El Puente was born in the early 1980s out of anger at seeing Williamsburg's young people fall prey to drugs, gang violence, and government neglect. Mr. Garden Acosta, a child of the housing projects and a Latino activist, had left Williamsburg to study medicine at Harvard University. But he came back to work in the local hospital.
After watching young people die in the emergency room, victims of drugs and gunshots, and becoming concerned that a generation of Latinos was being lost, Garden Acosta rallied community leaders and parents to create a safe haven for youths.
That's when he became reacquainted with Ms. Lucerna, who is now his wife. She had left Williamsburg to attend college and become a professional dancer. She also returned to teach dance and theater.
As teens, the two had been mentors and community activists, inspired by the Bible's teachings and the idealistic overtones of the 1960s. " 'Community' used to suggest a real need to connect," Lucerna says. "It's given shape and meaning to our lives."
In 1982, with a private grant and many volunteers, the two converted a former church into a youth center. It housed a health clinic and an arts and sports center. They named it El Puente: a "bridge" for community building.
Through El Puente, young people grew as a community force. They helped elect the first Latino parent on the local school board. They rallied against a toxic-waste storage plant and police brutality. Their achievements at El Puente contrasted sharply with their dismal performances in the local schools, convincing El Puente's founders of the need to create a school of their own.

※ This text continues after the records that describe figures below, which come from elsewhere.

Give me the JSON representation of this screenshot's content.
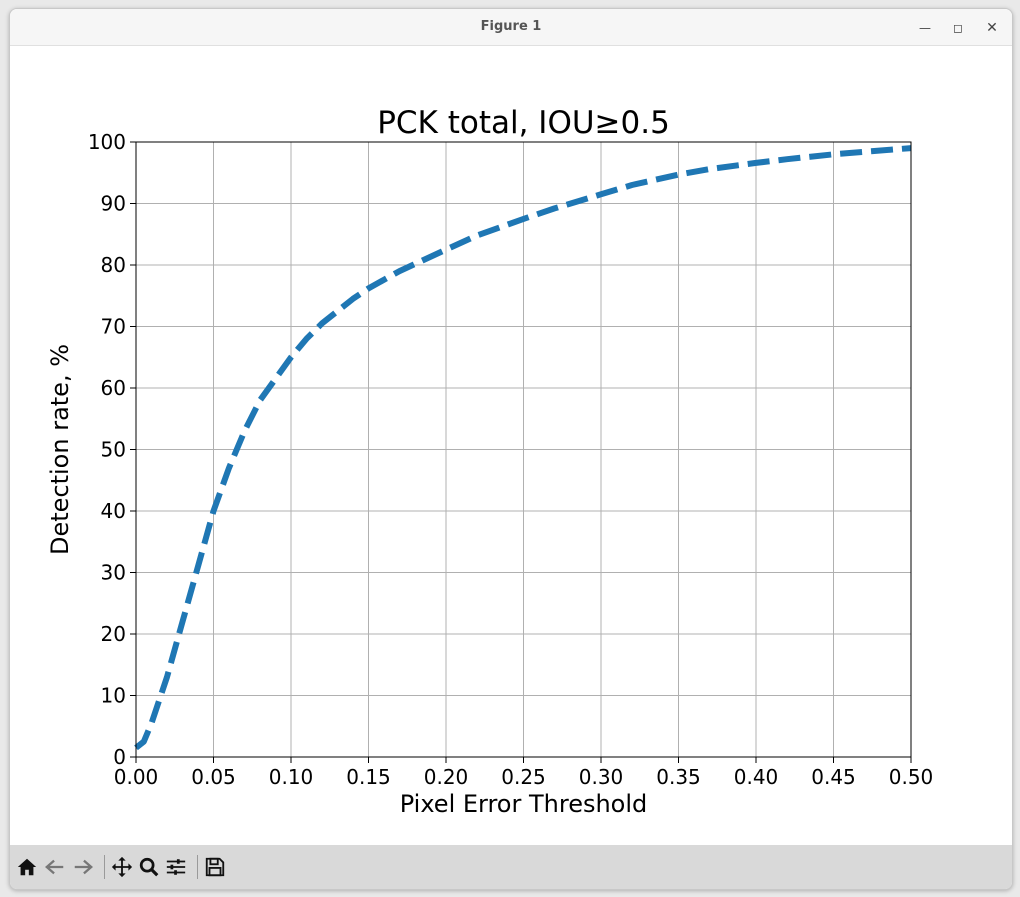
{
  "window": {
    "title": "Figure 1",
    "minimize_icon": "minimize-icon",
    "maximize_icon": "maximize-icon",
    "close_icon": "close-icon"
  },
  "toolbar": {
    "items": [
      "home-icon",
      "back-arrow-icon",
      "forward-arrow-icon",
      "pan-icon",
      "zoom-icon",
      "configure-subplots-icon",
      "save-icon"
    ]
  },
  "chart_data": {
    "type": "line",
    "title": "PCK total, IOU≥0.5",
    "xlabel": "Pixel Error Threshold",
    "ylabel": "Detection rate, %",
    "xlim": [
      0,
      0.5
    ],
    "ylim": [
      0,
      100
    ],
    "xticks": [
      "0.00",
      "0.05",
      "0.10",
      "0.15",
      "0.20",
      "0.25",
      "0.30",
      "0.35",
      "0.40",
      "0.45",
      "0.50"
    ],
    "yticks": [
      "0",
      "10",
      "20",
      "30",
      "40",
      "50",
      "60",
      "70",
      "80",
      "90",
      "100"
    ],
    "grid": true,
    "line_color": "#1f77b4",
    "line_style": "dashed",
    "x": [
      0.0,
      0.005,
      0.01,
      0.02,
      0.03,
      0.04,
      0.05,
      0.06,
      0.07,
      0.08,
      0.09,
      0.1,
      0.11,
      0.12,
      0.13,
      0.14,
      0.15,
      0.17,
      0.2,
      0.22,
      0.25,
      0.27,
      0.3,
      0.32,
      0.35,
      0.37,
      0.4,
      0.42,
      0.45,
      0.47,
      0.5
    ],
    "y": [
      1.5,
      2.5,
      5.5,
      13,
      22,
      31,
      40,
      47,
      53,
      58,
      61.5,
      65,
      68,
      70.5,
      72.5,
      74.5,
      76.2,
      79,
      82.5,
      84.8,
      87.5,
      89.2,
      91.5,
      93,
      94.7,
      95.6,
      96.6,
      97.2,
      98,
      98.4,
      99
    ]
  }
}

At the youth center, Lucerna says, teenagers were not only learning academic skills through activism but "they were also understanding why these conditions exist in a community like ours - a poor community of color - and what the responsibilities of government are. Then, the young people themselves started organizing and understanding what their rights were, too."
The academy that followed the youth center was the result of a breakthrough initiative to reform public schools. New York City, working with the nonprofit Fund for New York City Public Education, invited bids for small schools to be planned "from the ground up by the community." El Puente was one of 16 "New Vision Schools" to open as a "regular" public school in partnership with the Board of Education.
The first graduating class is still more than a year away. But so far, students at El Puente Academy outscore peers in similar communities on standardized math and reading tests. El Puente Academy "educates students through community issues while taking them through very rigorous intellectual standards," says Michelle Fine of the Graduate Center of the City University of New York, an urban-school expert who is evaluating the school.
Nevertheless, the emphasis on social action isn't to the liking of everyone. "Part of teaching is to get students to think more deeply and not go out and carry picketing signs," says Diane Ravitch, assistant secretary of education under former President Bush. "If you're only exposed to problems with one solution, is that a good solution for life?"
Chester Finn, a conservative national expert on education, deems the curriculum "left wing," but says, "If the school connects with kids and gets them to take an interest in education and not get in trouble, I'm willing to go along with a curriculum I may not have intellectual respect for."
While it's too early to say whether El Puente will succeed, observers speak optimistically of the transformation of many students. Says Naomi Barber of the Fund for New York City Public Education: "When kids learn that they can build things to make their community better, they have power over their own lives."